To understand the full scope of the problem, I conducted a product-wide audit, reviewing existing design files and production screens side by side. The audit surfaced outdated navigation patterns, misaligned typography, uneven spacing, and components implemented differently across different areas of the platform. This gave the team a shared understanding of the problem and a clear prioritization framework for what needed to be addressed first.
Establish System Foundations
I started by defining the core primitives: color, typography, spacing, and layout. These foundations created a consistent visual structure that every component and screen in the product could build on top of. Getting the foundations right first meant every subsequent decision had something stable to reference.
Build Reusable Components
With the foundations established, I developed a library of reusable UI components designed to support the most common patterns across the platform. This allowed new features to be designed and built more efficiently while maintaining consistency across the product.
Align With Engineering for Real-World Use
I worked closely with front-end engineers throughout the build, not just at handoff. Together, we identified which components needed to be built into the system first based on what was actively being developed, and aligned Figma components with their Storybook counterparts.
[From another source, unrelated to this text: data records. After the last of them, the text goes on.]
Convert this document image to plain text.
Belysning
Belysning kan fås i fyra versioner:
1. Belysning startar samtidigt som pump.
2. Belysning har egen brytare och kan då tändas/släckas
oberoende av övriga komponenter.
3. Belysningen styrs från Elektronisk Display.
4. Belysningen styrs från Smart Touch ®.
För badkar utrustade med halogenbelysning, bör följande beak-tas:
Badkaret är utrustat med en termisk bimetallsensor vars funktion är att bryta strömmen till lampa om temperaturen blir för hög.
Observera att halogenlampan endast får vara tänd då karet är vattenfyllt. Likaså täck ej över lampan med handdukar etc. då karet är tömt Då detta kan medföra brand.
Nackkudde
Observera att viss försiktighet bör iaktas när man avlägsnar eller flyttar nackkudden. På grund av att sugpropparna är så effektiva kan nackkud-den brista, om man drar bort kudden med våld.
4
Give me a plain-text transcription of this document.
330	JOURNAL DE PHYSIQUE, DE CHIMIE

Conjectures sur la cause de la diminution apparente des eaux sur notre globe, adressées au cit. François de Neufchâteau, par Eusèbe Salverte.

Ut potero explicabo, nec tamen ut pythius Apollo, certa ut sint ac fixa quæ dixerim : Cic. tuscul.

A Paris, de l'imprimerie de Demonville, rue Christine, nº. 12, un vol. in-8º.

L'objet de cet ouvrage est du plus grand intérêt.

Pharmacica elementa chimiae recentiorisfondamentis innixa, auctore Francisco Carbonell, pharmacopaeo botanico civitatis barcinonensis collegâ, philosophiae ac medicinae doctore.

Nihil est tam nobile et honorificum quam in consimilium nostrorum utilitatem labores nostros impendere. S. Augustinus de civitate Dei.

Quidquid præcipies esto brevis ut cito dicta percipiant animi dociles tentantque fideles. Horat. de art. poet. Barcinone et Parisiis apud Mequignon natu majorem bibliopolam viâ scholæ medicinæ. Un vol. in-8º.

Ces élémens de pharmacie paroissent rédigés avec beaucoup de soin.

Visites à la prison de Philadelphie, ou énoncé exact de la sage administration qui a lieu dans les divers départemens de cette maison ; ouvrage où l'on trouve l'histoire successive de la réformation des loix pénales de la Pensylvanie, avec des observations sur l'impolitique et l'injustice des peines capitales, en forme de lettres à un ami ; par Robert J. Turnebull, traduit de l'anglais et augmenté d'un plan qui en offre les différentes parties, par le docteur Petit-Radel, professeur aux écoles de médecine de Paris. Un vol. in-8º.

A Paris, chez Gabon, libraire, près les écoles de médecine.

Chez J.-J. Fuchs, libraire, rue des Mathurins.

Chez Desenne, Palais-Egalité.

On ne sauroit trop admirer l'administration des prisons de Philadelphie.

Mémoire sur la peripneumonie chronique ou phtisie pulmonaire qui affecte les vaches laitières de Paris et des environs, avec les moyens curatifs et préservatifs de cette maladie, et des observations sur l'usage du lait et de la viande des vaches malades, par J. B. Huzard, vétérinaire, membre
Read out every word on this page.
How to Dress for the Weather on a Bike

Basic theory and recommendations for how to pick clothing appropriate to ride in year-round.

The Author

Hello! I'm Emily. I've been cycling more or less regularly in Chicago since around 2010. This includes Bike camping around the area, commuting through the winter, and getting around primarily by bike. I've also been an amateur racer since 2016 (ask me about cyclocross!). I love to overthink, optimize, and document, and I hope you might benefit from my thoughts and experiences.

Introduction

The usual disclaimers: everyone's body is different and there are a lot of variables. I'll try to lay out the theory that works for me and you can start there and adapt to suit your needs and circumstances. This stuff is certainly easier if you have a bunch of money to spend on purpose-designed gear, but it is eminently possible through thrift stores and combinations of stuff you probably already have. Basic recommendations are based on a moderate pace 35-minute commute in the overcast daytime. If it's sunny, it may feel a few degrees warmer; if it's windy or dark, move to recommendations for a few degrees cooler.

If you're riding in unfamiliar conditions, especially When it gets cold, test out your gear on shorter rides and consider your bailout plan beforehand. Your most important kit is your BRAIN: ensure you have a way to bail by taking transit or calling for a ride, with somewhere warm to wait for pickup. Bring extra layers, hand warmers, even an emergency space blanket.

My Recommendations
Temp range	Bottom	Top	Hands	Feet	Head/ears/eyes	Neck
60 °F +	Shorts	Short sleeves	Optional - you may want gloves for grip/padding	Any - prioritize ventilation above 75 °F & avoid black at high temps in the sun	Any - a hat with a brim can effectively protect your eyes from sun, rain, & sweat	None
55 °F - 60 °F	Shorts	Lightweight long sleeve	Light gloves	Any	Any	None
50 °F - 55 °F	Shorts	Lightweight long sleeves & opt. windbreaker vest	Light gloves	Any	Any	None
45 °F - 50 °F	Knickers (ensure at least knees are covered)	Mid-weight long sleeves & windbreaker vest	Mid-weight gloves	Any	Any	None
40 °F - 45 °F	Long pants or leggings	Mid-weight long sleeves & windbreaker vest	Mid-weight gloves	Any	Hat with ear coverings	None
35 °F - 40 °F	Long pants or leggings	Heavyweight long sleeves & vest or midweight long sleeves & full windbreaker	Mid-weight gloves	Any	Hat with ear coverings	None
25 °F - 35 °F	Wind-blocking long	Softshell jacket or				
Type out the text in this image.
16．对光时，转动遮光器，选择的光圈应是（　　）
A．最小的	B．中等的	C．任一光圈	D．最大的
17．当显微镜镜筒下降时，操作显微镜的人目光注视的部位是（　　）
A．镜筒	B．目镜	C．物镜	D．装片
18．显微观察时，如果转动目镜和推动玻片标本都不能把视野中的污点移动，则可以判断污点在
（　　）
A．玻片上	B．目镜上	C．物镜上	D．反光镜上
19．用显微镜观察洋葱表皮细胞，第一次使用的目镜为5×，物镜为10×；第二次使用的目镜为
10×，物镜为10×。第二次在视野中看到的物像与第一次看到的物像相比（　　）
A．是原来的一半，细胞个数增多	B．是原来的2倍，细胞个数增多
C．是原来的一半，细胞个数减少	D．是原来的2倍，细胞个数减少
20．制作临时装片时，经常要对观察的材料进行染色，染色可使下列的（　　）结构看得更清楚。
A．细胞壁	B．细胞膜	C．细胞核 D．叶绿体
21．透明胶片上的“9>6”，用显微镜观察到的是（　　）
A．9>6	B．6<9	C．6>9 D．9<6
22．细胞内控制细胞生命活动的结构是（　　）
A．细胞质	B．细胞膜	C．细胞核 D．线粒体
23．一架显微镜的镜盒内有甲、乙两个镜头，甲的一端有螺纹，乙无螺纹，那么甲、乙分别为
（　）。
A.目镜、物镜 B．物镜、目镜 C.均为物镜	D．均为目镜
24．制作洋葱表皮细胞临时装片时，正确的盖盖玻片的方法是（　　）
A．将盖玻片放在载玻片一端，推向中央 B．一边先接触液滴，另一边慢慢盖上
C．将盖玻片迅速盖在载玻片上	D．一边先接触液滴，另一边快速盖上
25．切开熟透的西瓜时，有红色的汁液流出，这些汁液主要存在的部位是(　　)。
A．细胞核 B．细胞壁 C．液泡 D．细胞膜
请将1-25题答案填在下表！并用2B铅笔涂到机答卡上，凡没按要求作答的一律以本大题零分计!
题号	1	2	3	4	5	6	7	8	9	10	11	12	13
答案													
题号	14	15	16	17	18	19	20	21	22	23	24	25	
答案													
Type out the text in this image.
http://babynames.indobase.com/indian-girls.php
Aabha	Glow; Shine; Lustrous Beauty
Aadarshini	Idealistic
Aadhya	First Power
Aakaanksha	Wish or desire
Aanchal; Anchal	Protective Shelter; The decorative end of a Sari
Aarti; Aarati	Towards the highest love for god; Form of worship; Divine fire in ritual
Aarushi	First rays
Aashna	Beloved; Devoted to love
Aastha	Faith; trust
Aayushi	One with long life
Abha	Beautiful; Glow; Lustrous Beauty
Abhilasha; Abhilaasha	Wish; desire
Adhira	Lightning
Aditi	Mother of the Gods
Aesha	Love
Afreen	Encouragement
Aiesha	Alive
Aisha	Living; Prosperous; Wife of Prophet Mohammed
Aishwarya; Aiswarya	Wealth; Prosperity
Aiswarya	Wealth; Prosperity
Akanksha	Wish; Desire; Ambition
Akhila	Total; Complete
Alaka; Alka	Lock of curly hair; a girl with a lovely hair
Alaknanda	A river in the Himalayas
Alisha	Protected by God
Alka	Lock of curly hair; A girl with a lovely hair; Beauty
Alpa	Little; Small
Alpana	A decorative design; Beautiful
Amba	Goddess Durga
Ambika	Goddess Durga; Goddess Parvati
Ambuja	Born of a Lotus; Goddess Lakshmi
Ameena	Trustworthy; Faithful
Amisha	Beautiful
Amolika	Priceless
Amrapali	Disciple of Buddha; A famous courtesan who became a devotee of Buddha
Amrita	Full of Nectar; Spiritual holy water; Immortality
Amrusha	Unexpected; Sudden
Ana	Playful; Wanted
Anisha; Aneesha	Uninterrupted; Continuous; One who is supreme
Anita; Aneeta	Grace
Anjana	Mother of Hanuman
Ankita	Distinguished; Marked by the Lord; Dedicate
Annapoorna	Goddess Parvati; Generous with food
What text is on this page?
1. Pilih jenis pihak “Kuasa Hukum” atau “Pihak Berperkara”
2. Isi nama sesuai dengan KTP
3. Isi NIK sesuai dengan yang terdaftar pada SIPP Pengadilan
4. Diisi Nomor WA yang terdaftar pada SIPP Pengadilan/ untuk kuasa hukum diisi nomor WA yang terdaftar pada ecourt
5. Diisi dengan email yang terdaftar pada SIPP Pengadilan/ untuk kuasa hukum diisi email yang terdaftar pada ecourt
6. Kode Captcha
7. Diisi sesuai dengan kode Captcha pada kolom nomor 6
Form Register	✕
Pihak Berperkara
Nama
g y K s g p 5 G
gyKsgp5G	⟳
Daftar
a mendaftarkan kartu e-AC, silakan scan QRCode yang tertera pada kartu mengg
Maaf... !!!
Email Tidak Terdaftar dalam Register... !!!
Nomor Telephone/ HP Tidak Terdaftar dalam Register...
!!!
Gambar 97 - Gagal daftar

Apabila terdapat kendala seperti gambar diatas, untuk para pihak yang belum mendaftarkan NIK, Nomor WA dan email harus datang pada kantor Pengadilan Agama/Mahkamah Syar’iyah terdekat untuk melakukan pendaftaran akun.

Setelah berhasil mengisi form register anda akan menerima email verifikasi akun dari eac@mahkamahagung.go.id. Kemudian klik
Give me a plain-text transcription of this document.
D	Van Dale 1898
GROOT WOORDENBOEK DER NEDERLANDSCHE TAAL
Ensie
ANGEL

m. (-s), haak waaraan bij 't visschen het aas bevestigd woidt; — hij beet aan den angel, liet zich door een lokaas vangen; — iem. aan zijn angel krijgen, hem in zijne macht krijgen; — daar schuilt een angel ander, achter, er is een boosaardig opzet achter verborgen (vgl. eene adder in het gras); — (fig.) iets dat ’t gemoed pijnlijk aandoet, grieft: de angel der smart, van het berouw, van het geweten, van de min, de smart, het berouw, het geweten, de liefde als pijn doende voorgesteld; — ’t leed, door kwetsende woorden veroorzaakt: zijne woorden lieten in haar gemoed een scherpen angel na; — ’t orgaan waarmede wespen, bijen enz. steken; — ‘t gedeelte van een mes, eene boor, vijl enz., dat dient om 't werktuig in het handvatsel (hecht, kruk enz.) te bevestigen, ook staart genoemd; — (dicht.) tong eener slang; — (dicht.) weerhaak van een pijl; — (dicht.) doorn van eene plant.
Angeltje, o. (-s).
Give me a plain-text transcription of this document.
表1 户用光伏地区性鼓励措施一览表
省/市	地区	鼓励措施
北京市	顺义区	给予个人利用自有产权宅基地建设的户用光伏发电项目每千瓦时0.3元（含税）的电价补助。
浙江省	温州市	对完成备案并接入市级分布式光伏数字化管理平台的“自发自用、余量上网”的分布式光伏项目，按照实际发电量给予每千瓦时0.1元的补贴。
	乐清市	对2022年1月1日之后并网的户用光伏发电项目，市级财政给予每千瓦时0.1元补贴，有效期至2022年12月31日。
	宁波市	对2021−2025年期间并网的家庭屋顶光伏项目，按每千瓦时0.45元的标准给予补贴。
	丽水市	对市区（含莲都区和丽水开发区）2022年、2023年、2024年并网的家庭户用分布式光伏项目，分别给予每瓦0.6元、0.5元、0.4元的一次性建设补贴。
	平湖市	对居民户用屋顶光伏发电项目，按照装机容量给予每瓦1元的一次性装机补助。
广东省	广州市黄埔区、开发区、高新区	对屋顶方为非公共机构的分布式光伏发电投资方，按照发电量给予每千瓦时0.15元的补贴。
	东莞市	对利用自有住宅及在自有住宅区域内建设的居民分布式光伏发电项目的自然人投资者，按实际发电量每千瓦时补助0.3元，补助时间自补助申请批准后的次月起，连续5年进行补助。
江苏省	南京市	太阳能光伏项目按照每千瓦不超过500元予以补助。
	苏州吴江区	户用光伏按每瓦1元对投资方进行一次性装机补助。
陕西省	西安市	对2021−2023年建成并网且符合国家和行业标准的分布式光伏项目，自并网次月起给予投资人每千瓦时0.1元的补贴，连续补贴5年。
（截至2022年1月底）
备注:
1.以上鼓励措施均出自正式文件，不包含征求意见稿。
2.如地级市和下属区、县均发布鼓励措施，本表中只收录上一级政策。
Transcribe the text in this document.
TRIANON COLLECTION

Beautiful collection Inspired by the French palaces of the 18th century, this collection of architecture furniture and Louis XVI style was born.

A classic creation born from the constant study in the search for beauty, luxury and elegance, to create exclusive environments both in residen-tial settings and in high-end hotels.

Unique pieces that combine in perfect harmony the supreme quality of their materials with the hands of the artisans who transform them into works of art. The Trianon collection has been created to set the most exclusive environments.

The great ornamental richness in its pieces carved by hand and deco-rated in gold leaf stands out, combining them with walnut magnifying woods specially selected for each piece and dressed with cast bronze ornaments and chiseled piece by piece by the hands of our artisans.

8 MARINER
Matium Matter was designed to work in production, not just as a design artifact.
Matium Matter was introduced as the foundation for how the product interface was designed and built across the platform. As new features were developed, teams began relying on the system's foundations and components to create consistent interfaces while reducing the need to recreate UI patterns from scratch.
By establishing a shared set of visual primitives and reusable components, Matium Matter enabled the product to scale more efficiently. Designers could build new experiences faster, and engineers had clearer patterns to implement, resulting in a more cohesive and maintainable product interface.
Matium Matter was structured using an atomic approach, breaking the interface into foundational elements, components, and composable patterns. This structure allowed complex interfaces to be assembled from smaller, reusable pieces while maintaining consistency across the product.
Keeping the Figma library and Storybook components in sync was the hardest part of this work, and the most important. Monthly design system syncs with front-end engineering kept both sides accountable and created a forum for resolving discrepancies before they became production issues. That collaboration is what made the system real rather than aspirational.
Matium Matter marked a turning point in how the product was built. By creating a unified design language and aligning Figma with Storybook, we gave every team a foundation they could trust and build on. The system accelerated delivery, reduced design-to-dev friction, and brought a more consistent, polished experience to Matium users.
What went well
The collaboration with front-end engineering was the most valuable part of this process. Running regular syncs and aligning on standards before building meant we eliminated discrepancies early rather than discovering them in production.
What could have been improved
Some legacy components remained in production because they were deeply tied to critical platform features. In future iterations, allocating dedicated time for refactoring legacy UI alongside new feature development would eliminate that technical debt faster and bring the full product into system compliance.